Al tercer día de haber entrado en la ciudad los bárbaros se marcharon espontáneamente, no sin provocar el incendio de unos cuantos edificios, pero no incendio tan grande como el que en el año 700 de la fundación de la ciudad había provocado el azar. Y, si recordamos el fuego provocado para espectáculo de Nerón, que era emperador suyo, de Roma, sin duda alguna no se podrá igualar con ningún tipo de comparación este fuego que ha provocado ahora la ira del vencedor con aquel que provocó la lascivia de un príncipe. Ni tampoco debo recordar ahora en esta relación a los galos, los cuales se apoderaron rápidamente, en el espacio casi de un año, de las trilladas cenizas de una Roma incendiada y destruida.
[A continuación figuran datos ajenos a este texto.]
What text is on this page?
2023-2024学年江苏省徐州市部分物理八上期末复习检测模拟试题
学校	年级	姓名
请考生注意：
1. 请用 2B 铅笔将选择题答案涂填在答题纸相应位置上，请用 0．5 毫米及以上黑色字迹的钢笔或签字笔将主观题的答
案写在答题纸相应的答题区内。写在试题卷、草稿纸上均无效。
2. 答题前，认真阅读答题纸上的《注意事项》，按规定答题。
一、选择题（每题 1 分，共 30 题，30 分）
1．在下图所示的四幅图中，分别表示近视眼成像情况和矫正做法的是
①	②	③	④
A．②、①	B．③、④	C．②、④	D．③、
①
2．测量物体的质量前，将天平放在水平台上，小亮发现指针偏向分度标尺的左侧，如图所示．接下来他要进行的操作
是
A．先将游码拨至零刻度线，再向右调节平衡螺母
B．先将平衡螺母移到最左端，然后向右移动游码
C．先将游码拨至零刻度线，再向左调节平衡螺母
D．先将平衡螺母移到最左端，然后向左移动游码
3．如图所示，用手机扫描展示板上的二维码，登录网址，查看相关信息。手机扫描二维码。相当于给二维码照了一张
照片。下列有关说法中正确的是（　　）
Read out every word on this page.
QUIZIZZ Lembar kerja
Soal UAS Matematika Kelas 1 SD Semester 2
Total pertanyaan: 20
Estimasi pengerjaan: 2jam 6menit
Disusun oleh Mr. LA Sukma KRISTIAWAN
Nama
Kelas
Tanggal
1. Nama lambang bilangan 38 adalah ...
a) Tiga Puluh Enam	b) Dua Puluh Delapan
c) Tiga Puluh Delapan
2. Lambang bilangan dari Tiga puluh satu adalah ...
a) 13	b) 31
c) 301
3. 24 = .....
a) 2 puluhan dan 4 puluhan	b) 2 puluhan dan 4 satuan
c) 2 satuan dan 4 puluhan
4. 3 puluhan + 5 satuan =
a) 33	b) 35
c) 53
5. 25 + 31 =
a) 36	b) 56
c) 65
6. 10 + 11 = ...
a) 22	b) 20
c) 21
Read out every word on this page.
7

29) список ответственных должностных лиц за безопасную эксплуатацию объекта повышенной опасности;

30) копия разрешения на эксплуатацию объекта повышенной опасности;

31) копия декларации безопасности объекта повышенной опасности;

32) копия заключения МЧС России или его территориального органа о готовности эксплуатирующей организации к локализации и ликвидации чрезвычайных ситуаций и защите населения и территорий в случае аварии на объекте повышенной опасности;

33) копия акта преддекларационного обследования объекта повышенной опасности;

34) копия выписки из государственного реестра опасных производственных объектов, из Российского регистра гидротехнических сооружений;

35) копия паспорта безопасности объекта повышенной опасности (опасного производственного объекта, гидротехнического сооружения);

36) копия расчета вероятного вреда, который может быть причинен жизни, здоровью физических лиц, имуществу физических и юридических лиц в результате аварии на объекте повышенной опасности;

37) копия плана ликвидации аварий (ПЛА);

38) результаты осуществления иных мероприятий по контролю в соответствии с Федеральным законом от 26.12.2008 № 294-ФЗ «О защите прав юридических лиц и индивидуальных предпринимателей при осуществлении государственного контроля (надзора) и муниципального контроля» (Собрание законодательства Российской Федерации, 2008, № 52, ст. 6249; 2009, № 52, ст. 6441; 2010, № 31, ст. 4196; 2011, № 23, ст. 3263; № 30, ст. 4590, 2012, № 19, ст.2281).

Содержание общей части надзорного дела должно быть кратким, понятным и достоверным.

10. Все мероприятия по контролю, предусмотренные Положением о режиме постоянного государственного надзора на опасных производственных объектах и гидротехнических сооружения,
Y para que nadie dude que los enemigos tuvieron permiso para proporcionar ese correctivo a esta soberbia, lasciva y blasfema ciudad, los lugares más ilustres de la ciudad que no habían sido quemados por los enemigos, fueron destruidos por rayos en esta misma época.

 

Paulo Orosio, Historiarum Adversus Paganos Libri Septem, VII, 38 y VII, 39, Trad. de E. Sánchez S., Gredos, 1982, Madrid, vol. 2, pp. 267-270.